On Aug. 18, the Directorate-General of Budget, Accounting and Statistics (DGBAS) released its latest economic growth forecast for this year, which it had adjusted downward to 4.81 percent, from the 5.01 percent it estimated last month. Although the current figure is only 0.2 percentage points lower than the previous forecast, it means that hopes for 5 percent growth this year have been dashed.
If you factor in the suspension of operations at Formosa Plastics Group plants in Yunlin County while safety inspections are carried out, that figure could drop by another 0.2 percentage points. US-based Morgan Stanley has also reduced its growth estimate for the Taiwanese economy this year from 5 percent to 4.2 percent, with a prediction of only 3.6 percent expansion next year. In other words, not only is the economy expected to be even worse than it is now, it looks like the goal of achieving growth of even 3 percent might be in jeopardy.
The gloomy economic forecast has hardly come as a surprise to many. It is only the government that is refusing to face the facts. Just the other day, the Council for Economic Planning and Development was still insisting that there should be no problem achieving 5 percent economic growth this year. Minister of Economic Affairs Shih Yen-shiang (施顏祥) is still touting 5 percent growth as his target; and government officials have been disputing the pessimistic figures. However, the one to really take the biscuit was Premier Wu Den-yih (吳敦義), who claimed that “due to the correct policies of the government,” GDP grew 10.88 percent last year, the unemployment rate fell and the economy is just at the start of a recovery trend. Indeed, he opined, the public should have faith in President Ma Ying-jeou’s (馬英九) prediction of a “golden decade” for the Taiwanese economy.
When you have a senior figure such as Wu blindly refusing to face the situation and straying so far from reality, the public — especially those who have fallen foul of the recent stock market crisis — must surely be at a loss as to what to think.

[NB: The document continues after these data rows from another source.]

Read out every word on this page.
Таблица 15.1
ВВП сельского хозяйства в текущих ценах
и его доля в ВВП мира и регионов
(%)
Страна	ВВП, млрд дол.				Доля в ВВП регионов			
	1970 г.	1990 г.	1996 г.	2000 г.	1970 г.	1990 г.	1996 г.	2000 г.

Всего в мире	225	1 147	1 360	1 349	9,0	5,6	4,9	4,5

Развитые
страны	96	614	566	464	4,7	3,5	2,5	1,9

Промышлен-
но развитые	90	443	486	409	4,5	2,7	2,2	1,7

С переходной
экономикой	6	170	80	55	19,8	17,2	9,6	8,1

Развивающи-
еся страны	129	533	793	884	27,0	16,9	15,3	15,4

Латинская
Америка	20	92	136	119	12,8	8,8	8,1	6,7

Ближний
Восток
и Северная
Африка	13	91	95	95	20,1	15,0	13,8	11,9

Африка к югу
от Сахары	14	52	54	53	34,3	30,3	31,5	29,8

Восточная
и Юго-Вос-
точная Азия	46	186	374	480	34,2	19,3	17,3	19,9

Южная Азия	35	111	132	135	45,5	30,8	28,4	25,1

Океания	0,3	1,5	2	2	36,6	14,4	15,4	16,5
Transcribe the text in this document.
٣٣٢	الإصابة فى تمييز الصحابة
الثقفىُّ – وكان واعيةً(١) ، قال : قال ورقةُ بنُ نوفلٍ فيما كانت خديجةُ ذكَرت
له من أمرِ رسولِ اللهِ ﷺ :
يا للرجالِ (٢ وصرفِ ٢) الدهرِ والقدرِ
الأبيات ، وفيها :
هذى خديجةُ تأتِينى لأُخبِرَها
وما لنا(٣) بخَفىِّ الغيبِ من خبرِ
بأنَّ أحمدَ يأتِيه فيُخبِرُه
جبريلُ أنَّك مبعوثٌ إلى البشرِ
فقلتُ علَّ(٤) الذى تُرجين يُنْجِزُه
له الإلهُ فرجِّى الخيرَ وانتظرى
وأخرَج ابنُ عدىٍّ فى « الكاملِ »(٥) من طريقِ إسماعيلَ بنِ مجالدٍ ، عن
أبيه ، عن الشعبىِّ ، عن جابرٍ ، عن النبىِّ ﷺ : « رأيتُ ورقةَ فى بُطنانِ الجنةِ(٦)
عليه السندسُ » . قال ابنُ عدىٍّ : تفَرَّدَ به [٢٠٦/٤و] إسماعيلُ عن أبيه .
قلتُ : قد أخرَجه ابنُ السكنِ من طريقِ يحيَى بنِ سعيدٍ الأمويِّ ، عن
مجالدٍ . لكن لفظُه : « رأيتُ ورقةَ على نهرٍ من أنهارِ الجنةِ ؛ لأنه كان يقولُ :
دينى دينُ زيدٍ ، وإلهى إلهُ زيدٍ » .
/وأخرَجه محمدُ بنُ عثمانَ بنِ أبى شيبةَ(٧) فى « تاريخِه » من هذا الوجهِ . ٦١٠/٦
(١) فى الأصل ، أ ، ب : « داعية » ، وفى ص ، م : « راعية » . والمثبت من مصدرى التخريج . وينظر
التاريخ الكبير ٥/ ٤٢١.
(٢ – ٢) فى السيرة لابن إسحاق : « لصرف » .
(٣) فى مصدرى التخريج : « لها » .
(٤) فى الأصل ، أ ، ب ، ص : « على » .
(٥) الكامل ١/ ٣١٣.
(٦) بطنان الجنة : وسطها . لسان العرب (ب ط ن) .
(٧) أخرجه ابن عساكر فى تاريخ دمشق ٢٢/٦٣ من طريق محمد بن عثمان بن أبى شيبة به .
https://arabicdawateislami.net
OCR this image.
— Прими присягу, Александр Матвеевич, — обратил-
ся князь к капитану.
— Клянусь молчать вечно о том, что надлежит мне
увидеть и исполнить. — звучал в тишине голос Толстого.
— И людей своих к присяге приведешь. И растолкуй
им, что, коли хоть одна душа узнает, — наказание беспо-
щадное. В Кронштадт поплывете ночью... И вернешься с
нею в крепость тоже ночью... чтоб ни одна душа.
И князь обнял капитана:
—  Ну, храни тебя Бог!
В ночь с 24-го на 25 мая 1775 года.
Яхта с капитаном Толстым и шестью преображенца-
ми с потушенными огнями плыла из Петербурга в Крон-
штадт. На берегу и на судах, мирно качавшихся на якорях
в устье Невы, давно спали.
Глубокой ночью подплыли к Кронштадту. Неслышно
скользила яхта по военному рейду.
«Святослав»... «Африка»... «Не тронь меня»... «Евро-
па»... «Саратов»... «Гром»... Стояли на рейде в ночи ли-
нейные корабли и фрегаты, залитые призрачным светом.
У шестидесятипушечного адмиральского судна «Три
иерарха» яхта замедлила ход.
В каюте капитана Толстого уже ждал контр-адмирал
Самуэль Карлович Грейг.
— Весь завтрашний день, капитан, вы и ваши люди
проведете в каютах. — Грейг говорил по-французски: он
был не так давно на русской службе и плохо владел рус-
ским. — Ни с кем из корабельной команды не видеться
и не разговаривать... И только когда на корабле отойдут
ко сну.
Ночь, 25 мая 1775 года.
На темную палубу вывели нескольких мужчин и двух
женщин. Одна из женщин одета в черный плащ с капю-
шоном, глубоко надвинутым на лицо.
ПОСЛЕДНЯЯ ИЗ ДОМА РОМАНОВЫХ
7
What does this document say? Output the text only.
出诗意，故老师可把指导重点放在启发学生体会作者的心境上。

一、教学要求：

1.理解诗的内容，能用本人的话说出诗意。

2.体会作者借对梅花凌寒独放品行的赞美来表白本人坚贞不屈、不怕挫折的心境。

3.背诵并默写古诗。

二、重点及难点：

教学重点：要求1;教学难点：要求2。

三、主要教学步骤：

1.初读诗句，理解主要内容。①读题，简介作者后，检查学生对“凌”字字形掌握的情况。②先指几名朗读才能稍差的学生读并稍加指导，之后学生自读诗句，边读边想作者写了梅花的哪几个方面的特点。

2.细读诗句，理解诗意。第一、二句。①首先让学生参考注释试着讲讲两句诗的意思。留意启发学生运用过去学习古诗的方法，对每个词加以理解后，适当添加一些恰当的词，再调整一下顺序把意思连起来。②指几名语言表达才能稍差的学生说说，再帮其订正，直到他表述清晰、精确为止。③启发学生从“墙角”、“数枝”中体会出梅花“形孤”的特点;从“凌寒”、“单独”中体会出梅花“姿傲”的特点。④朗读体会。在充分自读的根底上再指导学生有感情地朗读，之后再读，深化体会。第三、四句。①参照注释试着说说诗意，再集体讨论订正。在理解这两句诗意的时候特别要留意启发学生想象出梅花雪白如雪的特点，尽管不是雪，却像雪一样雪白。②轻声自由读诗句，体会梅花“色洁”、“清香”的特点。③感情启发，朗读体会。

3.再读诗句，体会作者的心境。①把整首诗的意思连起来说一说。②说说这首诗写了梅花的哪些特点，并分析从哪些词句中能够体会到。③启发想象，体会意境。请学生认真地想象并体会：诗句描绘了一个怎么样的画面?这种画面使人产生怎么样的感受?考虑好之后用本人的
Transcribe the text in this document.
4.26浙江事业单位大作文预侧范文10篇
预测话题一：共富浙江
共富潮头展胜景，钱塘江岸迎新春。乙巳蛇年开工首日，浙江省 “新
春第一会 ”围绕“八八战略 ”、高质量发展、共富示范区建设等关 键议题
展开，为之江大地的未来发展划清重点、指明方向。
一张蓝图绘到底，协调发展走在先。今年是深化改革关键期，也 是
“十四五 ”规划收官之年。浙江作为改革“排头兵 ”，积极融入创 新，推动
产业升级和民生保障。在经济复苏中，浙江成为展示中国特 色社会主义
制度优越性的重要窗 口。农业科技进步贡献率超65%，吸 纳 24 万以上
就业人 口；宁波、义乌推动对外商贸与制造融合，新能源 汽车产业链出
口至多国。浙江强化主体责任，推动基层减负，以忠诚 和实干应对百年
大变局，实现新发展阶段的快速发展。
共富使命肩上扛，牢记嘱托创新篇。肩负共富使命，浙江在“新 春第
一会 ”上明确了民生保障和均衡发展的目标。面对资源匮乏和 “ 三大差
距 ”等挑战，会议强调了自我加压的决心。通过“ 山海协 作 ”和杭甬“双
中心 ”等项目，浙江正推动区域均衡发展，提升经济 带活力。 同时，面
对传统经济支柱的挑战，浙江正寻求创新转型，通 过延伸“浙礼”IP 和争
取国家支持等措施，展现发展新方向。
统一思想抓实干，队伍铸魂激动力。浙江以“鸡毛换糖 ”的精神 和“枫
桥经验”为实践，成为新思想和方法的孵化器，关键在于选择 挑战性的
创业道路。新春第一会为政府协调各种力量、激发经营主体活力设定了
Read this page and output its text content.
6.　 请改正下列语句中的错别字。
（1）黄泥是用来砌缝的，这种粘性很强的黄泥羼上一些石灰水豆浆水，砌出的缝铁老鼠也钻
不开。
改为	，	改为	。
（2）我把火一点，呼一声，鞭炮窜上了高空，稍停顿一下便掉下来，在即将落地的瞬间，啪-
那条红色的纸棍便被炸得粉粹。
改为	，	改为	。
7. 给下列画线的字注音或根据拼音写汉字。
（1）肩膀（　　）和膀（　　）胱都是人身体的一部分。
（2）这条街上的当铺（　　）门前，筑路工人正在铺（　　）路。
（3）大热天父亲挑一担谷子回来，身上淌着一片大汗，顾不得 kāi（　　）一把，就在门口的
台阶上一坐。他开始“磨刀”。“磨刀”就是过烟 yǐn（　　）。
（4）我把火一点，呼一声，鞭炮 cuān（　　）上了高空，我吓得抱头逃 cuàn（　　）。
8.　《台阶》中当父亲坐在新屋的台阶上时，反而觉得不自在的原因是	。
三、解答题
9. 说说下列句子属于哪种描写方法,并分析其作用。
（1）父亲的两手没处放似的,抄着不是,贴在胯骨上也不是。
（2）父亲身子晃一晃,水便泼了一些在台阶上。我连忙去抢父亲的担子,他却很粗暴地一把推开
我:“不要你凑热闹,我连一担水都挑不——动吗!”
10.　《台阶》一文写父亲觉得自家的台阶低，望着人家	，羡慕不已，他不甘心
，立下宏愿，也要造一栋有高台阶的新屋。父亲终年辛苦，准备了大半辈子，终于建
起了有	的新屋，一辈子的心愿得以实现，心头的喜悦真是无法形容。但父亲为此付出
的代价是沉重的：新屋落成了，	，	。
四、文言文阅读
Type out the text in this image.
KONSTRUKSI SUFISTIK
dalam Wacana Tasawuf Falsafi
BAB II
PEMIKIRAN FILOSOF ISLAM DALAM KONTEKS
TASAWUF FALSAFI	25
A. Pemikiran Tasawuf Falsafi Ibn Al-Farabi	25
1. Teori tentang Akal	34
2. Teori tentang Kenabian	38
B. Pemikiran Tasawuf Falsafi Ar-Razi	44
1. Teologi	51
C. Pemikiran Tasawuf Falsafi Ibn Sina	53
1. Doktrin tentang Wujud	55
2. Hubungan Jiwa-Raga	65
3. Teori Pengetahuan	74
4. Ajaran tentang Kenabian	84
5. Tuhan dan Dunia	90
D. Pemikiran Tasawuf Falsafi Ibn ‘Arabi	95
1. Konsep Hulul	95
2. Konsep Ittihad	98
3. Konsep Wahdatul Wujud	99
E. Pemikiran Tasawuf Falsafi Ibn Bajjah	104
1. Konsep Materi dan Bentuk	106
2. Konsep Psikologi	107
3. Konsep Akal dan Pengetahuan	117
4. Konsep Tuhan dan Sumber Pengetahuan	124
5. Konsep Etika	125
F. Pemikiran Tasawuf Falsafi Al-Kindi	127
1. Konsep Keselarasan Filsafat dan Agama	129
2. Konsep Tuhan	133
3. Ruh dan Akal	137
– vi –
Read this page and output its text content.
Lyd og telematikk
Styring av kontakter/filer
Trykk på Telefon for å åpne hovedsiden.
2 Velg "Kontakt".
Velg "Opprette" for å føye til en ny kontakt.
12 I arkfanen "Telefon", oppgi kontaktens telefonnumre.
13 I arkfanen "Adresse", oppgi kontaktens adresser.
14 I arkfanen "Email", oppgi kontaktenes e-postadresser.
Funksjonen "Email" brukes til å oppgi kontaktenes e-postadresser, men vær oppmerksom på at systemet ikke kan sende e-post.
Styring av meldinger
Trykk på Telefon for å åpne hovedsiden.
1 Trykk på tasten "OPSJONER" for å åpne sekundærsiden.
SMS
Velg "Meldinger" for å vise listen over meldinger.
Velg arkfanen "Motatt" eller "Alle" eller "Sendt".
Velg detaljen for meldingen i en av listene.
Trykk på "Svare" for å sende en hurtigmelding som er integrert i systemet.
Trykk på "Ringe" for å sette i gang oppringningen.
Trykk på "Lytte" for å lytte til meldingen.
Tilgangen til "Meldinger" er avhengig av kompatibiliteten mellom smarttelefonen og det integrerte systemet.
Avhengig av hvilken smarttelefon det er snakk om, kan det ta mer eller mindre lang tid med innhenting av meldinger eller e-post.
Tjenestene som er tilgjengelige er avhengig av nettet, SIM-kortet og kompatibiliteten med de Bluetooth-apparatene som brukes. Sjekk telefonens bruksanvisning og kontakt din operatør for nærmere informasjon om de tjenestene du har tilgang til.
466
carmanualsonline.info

Ma is seeking a second term in office. What assurances does he bring the Taiwanese? Four years ago, he made a campaign promise he termed the “6-3-3” goal — 6 percent economic growth each year, a per capita income of US$30,000 and an unemployment rate of less than 3 percent by next year. Not only did he renege on the first and last of these promises some time ago, but now it turns out it will be difficult even to meet Shih’s recent call for growth of 5 percent and an unemployment rate of 4 percent. The most ludicrous of all was Wu’s attempt to take credit for 10 percent growth last year. Does he think the public has forgotten the previous year’s paltry 1.9 percent, one of the worst recorded, which presumably should also be attributed to the government’s policies, or that it has escaped us that the apparently high figure last year has to be seen in the context of a low comparison base?
The Ma administration has steered the nation off course, as is evident in a comparison with the other Asian Tigers — Singapore, Hong Kong and South Korea — among which Taiwan has the highest unemployment, and its economic growth rate dithers way behind. However, the public is not so much interested in the economic growth rate as the distribution of income. In the same DGBAS report, the agency said that there was a 6.19-fold difference between the top fifth and bottom fifth of the population in terms of income — the third-largest difference recorded. Gone are the days when Taiwan had an international reputation for not putting economic growth before the distribution of wealth. Even more worrying is the fact that the government has already passed next year’s central government budget, and for the first time, accumulated government debt passed the NT$5 trillion (US$172.24 billion) mark. The government keeps piling up its debt, saying that it is still below the designated ceiling in terms of percentage of GNP. For the past three years, the government’s annual budget has pushed the budget further into the red to the tune of NT$380 billion a year, on average, considerably more than the average annual increases of NT$166 billion during the eight years the Democratic Progressive Party was in power. The Ma administration seems to be good at one thing at least: building up debt that our children are going to have to deal with.